The pressure around my neck released abruptly, and I half-stepped, half-slid away. It was one of Tain’s blackstripes, the man by the door, who’d had me. Dija pushed her way over, her glasses askew and her eyes frightened, but apparently unhurt. I patted her shoulder weakly as I scanned the room. The high lamps on the walls were stuttering and starting, and though I searched out the interlocking beams on the ceiling, there was no sign anyone had ever been there. Tain appeared a moment later, his hand on my shoulder to steady me as I sagged with relief to see him safe.
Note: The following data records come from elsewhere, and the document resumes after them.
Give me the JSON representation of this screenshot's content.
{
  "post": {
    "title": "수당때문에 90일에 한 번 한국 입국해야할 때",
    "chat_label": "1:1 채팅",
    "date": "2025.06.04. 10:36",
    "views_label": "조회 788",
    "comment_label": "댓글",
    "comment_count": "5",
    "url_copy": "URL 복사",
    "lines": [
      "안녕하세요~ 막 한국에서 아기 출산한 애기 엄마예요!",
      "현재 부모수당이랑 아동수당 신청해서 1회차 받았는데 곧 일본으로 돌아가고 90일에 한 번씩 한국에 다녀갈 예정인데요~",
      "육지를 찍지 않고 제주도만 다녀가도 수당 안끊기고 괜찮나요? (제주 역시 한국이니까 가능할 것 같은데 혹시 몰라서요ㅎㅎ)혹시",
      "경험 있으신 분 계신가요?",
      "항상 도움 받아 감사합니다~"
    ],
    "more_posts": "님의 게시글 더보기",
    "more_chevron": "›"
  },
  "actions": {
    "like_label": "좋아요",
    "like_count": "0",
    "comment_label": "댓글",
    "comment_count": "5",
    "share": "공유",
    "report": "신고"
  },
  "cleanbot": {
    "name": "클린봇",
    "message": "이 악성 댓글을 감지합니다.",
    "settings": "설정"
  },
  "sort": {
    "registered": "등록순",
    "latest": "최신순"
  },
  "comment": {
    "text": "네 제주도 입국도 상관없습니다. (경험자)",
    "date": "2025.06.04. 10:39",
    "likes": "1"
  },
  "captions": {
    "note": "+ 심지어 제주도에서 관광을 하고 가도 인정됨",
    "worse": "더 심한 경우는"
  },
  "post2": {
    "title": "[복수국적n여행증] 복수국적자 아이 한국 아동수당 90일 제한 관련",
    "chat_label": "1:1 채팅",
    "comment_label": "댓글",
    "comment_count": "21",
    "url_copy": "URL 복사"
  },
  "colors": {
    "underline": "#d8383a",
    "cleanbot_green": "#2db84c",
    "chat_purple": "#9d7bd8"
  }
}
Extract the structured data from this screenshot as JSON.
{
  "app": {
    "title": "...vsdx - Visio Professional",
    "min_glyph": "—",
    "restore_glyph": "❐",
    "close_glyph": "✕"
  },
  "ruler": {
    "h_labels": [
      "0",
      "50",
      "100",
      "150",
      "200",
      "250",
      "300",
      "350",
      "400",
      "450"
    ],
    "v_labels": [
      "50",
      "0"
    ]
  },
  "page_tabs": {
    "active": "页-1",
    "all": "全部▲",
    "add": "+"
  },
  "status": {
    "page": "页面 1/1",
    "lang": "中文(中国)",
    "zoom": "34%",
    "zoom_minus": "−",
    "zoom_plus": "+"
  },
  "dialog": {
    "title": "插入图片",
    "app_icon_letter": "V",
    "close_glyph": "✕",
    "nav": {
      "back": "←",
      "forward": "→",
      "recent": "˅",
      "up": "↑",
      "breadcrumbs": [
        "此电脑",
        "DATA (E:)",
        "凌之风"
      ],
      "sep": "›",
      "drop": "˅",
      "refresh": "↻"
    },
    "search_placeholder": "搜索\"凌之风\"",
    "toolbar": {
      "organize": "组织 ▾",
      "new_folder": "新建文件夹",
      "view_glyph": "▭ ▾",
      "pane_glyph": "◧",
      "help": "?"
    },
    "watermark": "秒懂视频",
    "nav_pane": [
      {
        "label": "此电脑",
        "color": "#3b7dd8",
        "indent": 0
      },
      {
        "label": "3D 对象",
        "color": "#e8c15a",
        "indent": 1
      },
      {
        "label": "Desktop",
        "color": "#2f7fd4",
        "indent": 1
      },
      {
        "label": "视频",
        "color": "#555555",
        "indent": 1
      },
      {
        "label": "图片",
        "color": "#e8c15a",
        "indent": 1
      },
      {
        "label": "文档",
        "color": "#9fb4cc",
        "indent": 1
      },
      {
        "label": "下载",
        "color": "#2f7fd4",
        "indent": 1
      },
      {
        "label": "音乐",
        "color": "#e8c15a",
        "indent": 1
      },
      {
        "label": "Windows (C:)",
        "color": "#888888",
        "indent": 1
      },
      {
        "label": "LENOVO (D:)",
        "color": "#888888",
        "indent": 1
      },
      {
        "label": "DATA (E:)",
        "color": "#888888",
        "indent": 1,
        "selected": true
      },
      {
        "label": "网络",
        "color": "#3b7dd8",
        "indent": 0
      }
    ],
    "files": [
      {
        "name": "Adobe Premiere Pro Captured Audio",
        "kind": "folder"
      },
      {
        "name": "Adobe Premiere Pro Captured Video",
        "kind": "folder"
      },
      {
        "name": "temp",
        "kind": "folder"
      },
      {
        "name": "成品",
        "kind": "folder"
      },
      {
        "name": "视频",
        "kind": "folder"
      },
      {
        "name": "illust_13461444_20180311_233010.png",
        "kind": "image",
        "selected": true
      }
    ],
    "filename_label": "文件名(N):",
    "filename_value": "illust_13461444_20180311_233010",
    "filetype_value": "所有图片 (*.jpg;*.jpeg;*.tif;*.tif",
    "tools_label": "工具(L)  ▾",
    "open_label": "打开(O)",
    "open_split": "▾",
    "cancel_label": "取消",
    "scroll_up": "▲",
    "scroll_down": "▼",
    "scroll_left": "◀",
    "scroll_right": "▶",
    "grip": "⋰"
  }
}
“Are you all right? What happened?”

I shook my head and massaged my throat, scanning the crowd, looking for the man whose ordinary face I would surely recognize. Half the theater had already emptied, and those who had stayed were standing, staring, their alarm fading. Most of the half-lit figures were people I knew, and none looked suspicious, merely confused. Hot frustration doused me. “There was someone there. On the beams in the ceiling.”

“What did you see, Credo?” the blackstripe asked politely. Tain’s brows were drawn in concern, and Kalina joined us, breathing heavily.

“Someone was crouched on the beam, there, above the Chancellor,” I said, gesturing to the ceiling. “I saw them put something to their mouth. I thought—” My voice faded. It would be too specific to say they’d had some kind of projectile, perhaps a poison dart like the Marutian one that had killed Chancellor Ardana eighty years ago. Kalina was frowning, following my gaze; she knew what I had suspected of the man who had been watching Tain. I cleared my throat and tried again. “I only saw them for a moment when the light from the door came in.”

“And you got out of your seat?”

“No. I was already in the aisle, I—” Again, I dropped off, not wanting to admit it had only been a feeling that something was wrong. Already the expressions of the people listening were changing, growing skeptical. I cleared my throat. “I was going to go out for some air. I saw movement and noticed the person on the ceiling.”

“It was very dark,” the other blackstripe offered, her voice not quite disbelieving. She stared up at the obviously empty beams. “You might have been mistaken?”

“I suppose,” I said, unable to keep the stiffness from my reply.